CAMBRIDGE, Massachusetts: A few weeks after the terrorist attacks of September 11, 2001, John - then a nineteen year old sophomore at Harvard University in Massachusetts - decided, like many of his friends, that he wanted to sample Islam and the Middle East.
After taking two years of Arabic, enrolling in every class on the Middle Eastern economy offered at Harvard and even spending a summer learning Arabic in Fez, Morocco, John, who asked that his last name not be used, landed a $35,000-a-year job at the CIA as a budding Arabist.
John's experience reflects a surge in interest in Arabic and the Middle East at Harvard and other universities across America since the Sept. 11 attacks. Driven by political or religious curiosity, a desire to reconnect with a lost heritage, or the hope of finding a job, students are flooding Arabic classes in record numbers. Harvard's first-year Arabic class enrolled 34 students in 2001-2002. The next year, the number of students more than doubled to 71. This year, 65 students enrolled in the course. A class in Harvard's government department called Comparative Politics of the Middle East drew 22 students in 2000-2001 and 90 students the next year.
Like Harvard, which has used a $1.5 million gift from a New York alumnus to hire a new Arabic lecturer, universities across the nation have been struggling to meet student demand. A 2003 survey by the New York-based Modern Language Association found a 92 percent increase in enrollment in Arabic studies from 1998 to 2002.
Although some professors say interest may have started to wane, the numbers are still testing the ability of universities to keep up. Despite hiring a new adjunct professor of Arabic, Columbia University in New York turned away language students last year because of overfilled classrooms. Princeton University in New Jersey hired a new political scientist specializing in the Middle East in part because of surging student enrollment. Last year 586 students took a class in Princeton's Near East Studies department, compared with 382 students the year before the Sept. 11 attacks. To cope with similar demand, the University of Dallas created a new Institute of Hebrew and Islamic Studies in 2002 and the University of Oklahoma recently announced the university's first endowed chair in Arabic.
The expansion of Middle East studies programs has not come without controversy, however, as some have accused professors and administrators of pushing a political agenda.
Campus Watch, a website founded last year to expose alleged anti-Americanism at universities, has publicized what it calls the mixing of politics and scholarship to disparage the United States.
"Especially in a time of war those who know about the enemy ideology should be constructive in trying to help the country," says Campus Watch founder Daniel Pipes. "That's not what I've seen in general."

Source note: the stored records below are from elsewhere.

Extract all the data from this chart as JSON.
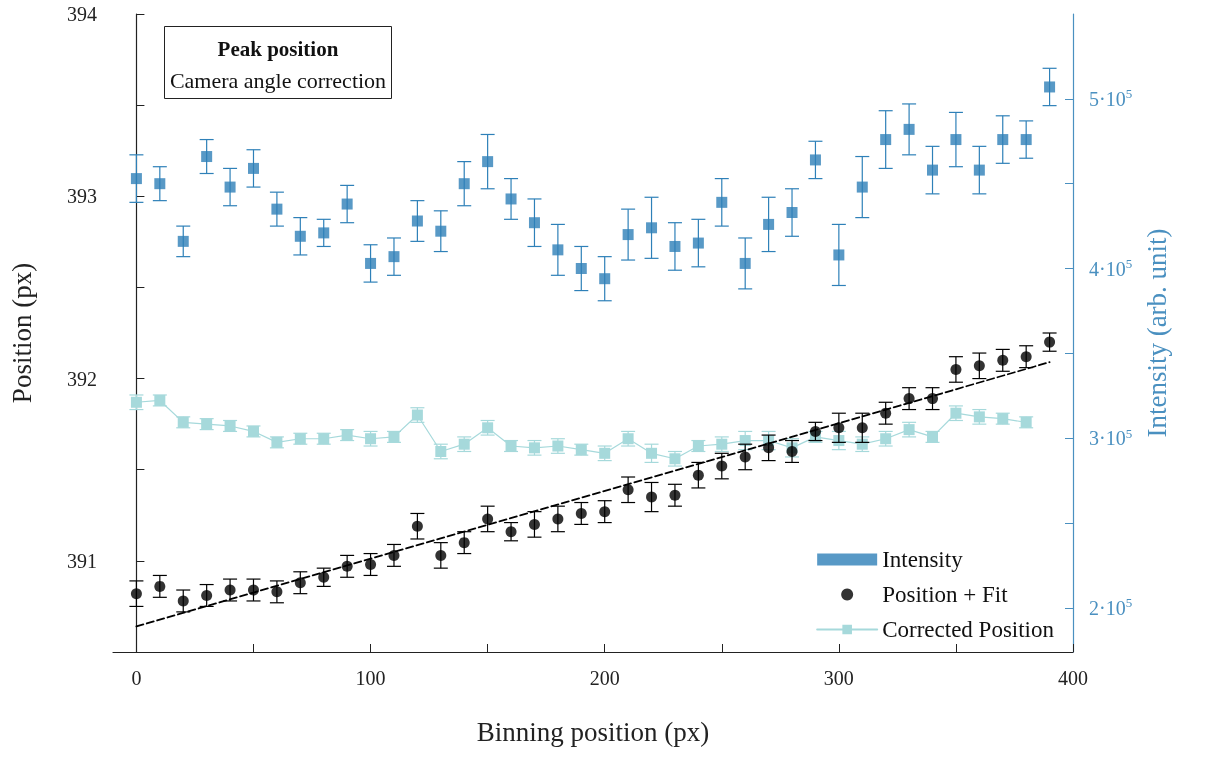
{
  "chart_data": {
    "type": "scatter",
    "title": "Peak position",
    "subtitle": "Camera angle correction",
    "xlabel": "Binning position (px)",
    "ylabel": "Position (px)",
    "y2label": "Intensity (arb. unit)",
    "x": [
      0,
      10,
      20,
      30,
      40,
      50,
      60,
      70,
      80,
      90,
      100,
      110,
      120,
      130,
      140,
      150,
      160,
      170,
      180,
      190,
      200,
      210,
      220,
      230,
      240,
      250,
      260,
      270,
      280,
      290,
      300,
      310,
      320,
      330,
      340,
      350,
      360,
      370,
      380,
      390
    ],
    "series": [
      {
        "name": "Intensity",
        "axis": "y2",
        "marker": "square",
        "color": "#2e80b8",
        "values": [
          453000,
          450000,
          416000,
          466000,
          448000,
          459000,
          435000,
          419000,
          421000,
          438000,
          403000,
          407000,
          428000,
          422000,
          450000,
          463000,
          441000,
          427000,
          411000,
          400000,
          394000,
          420000,
          424000,
          413000,
          415000,
          439000,
          403000,
          426000,
          433000,
          464000,
          408000,
          448000,
          476000,
          482000,
          458000,
          476000,
          458000,
          476000,
          476000,
          507000
        ],
        "errors": [
          14000,
          10000,
          9000,
          10000,
          11000,
          11000,
          10000,
          11000,
          8000,
          11000,
          11000,
          11000,
          12000,
          12000,
          13000,
          16000,
          12000,
          14000,
          15000,
          13000,
          13000,
          15000,
          18000,
          14000,
          14000,
          14000,
          15000,
          16000,
          14000,
          11000,
          18000,
          18000,
          17000,
          15000,
          14000,
          16000,
          14000,
          14000,
          11000,
          11000
        ]
      },
      {
        "name": "Position + Fit",
        "marker": "circle",
        "color": "#000000",
        "values": [
          390.82,
          390.86,
          390.78,
          390.81,
          390.84,
          390.84,
          390.83,
          390.88,
          390.91,
          390.97,
          390.98,
          391.03,
          391.19,
          391.03,
          391.1,
          391.23,
          391.16,
          391.2,
          391.23,
          391.26,
          391.27,
          391.39,
          391.35,
          391.36,
          391.47,
          391.52,
          391.57,
          391.62,
          391.6,
          391.71,
          391.73,
          391.73,
          391.81,
          391.89,
          391.89,
          392.05,
          392.07,
          392.1,
          392.12,
          392.2
        ],
        "errors": [
          0.07,
          0.06,
          0.06,
          0.06,
          0.06,
          0.06,
          0.06,
          0.06,
          0.05,
          0.06,
          0.06,
          0.06,
          0.07,
          0.07,
          0.06,
          0.07,
          0.05,
          0.07,
          0.07,
          0.06,
          0.06,
          0.07,
          0.08,
          0.06,
          0.07,
          0.07,
          0.07,
          0.07,
          0.06,
          0.05,
          0.08,
          0.08,
          0.06,
          0.06,
          0.06,
          0.07,
          0.07,
          0.06,
          0.06,
          0.05
        ]
      },
      {
        "type": "line",
        "x": [
          0,
          390
        ],
        "values": [
          390.64,
          392.09
        ],
        "line_style": "dashed",
        "marker": "none",
        "color": "#000000"
      },
      {
        "name": "Corrected Position",
        "type": "line",
        "marker": "square",
        "color": "#a6d9db",
        "x": [
          0,
          10,
          20,
          30,
          40,
          50,
          60,
          70,
          80,
          90,
          100,
          110,
          120,
          130,
          140,
          150,
          160,
          170,
          180,
          190,
          200,
          210,
          220,
          230,
          240,
          250,
          260,
          270,
          280,
          290,
          300,
          310,
          320,
          330,
          340,
          350,
          360,
          370,
          380
        ],
        "values": [
          391.87,
          391.88,
          391.76,
          391.75,
          391.74,
          391.71,
          391.65,
          391.67,
          391.67,
          391.69,
          391.67,
          391.68,
          391.8,
          391.6,
          391.64,
          391.73,
          391.63,
          391.62,
          391.63,
          391.61,
          391.59,
          391.67,
          391.59,
          391.56,
          391.63,
          391.64,
          391.66,
          391.66,
          391.62,
          391.68,
          391.66,
          391.64,
          391.67,
          391.72,
          391.68,
          391.81,
          391.79,
          391.78,
          391.76
        ],
        "errors": [
          0.04,
          0.03,
          0.03,
          0.03,
          0.03,
          0.03,
          0.03,
          0.03,
          0.03,
          0.03,
          0.04,
          0.03,
          0.04,
          0.04,
          0.04,
          0.04,
          0.03,
          0.04,
          0.04,
          0.03,
          0.04,
          0.04,
          0.05,
          0.04,
          0.03,
          0.04,
          0.05,
          0.05,
          0.05,
          0.03,
          0.05,
          0.04,
          0.04,
          0.04,
          0.03,
          0.04,
          0.04,
          0.03,
          0.03
        ]
      }
    ],
    "xlim": [
      -10,
      400
    ],
    "xticks": [
      0,
      {
        "value": 50,
        "label": null
      },
      100,
      {
        "value": 150,
        "label": null
      },
      200,
      {
        "value": 250,
        "label": null
      },
      300,
      {
        "value": 350,
        "label": null
      },
      400
    ],
    "ylim": [
      390.5,
      394
    ],
    "yticks": [
      391,
      {
        "value": 391.5,
        "label": null
      },
      392,
      {
        "value": 392.5,
        "label": null
      },
      393,
      {
        "value": 393.5,
        "label": null
      },
      394
    ],
    "y2lim": [
      174000,
      550000
    ],
    "y2ticks": [
      {
        "value": 200000,
        "label": "2·10$^{5}$"
      },
      {
        "value": 250000,
        "label": null
      },
      {
        "value": 300000,
        "label": "3·10$^{5}$"
      },
      {
        "value": 350000,
        "label": null
      },
      {
        "value": 400000,
        "label": "4·10$^{5}$"
      },
      {
        "value": 450000,
        "label": null
      },
      {
        "value": 500000,
        "label": "5·10$^{5}$"
      }
    ],
    "grid": false,
    "legend": "bottom right"
  }
}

While groups like Campus Watch claim to seek balance in the classroom, many university professors and administrators consider them a threat to academic freedom.
"They're not interested in balance," says Barbara Petzen, outreach coordinator of Harvard's Center for Middle Eastern Studies. "They're interested in having their point of view heard over others."
While Arabic teachers say they try to avoid political advocacy, many view themselves as cultural ambassadors as much as grammar guides.
"We try to say: 'Here are some elements of this culture, don't fall for traps of politics or traps of stereotypes,'" says Ahmed Jebari, 51, who teaches a 10-week Arabic class at the Cambridge Center for Adult Education in Massachusetts.
Shukri Abed, the chairman of language and regional studies at The Middle East Institute in Washington, and also a professor of Arabic at The University of Maryland, says he hopes his teaching will contribute to the end of what he calls a "dark period" in relations between the US and the Arab world.
"Hopefully, the learning of Arabic will open people's minds and bring people to their senses about Arabic culture," says Abed, who blames both Islamic extremists and neoconservatives in Washington for the current social and political rift between the US and much of the Arab world. "I've changed lots of minds in a very positive way," he says.
While many students sign up for Arabic classes to better understand the Palestinian-Israeli conflict, others come with few preconceived notions and an eye on the growing number of jobs for Arabic speakers within agencies of the US government.
Before Sept. 11, the FBI employed about 40 Arabic speakers. Now, about 200 work at the Bureau, largely as translators of wire-tapped conversations. A spokeswoman for the CIA says the agency has started an ongoing recruiting drive for Arabic speakers (the exact number sought is classified). Currently, about 4 percent of those hired at the CIA speak Arabic.
Amy Keith, a junior at Stanford University in California who has studied Arabic for three years, says she's received three emails from CIA recruiters, but has not been tempted by the lucrative positions, some of which carry $15,000 bonuses for Arabic speakers.
"You always know it's there as a back-up plan," says Keith, an African-American from Los Angeles who wants to be a journalist, potentially writing on the Middle East.
Many US students cite a sense of idealism for learning Arabic and studying the Middle East. Even the CIA, viewed cynically by many both in the Middle East and in the US, can be a vessel for high-minded reform, John believes.
"I knew that (a job with the CIA) was a great way to use what I learned in school for a practical effect," John says. "There are things the government can do to help people in the Middle East as long as the US is humble and doesn't go too far."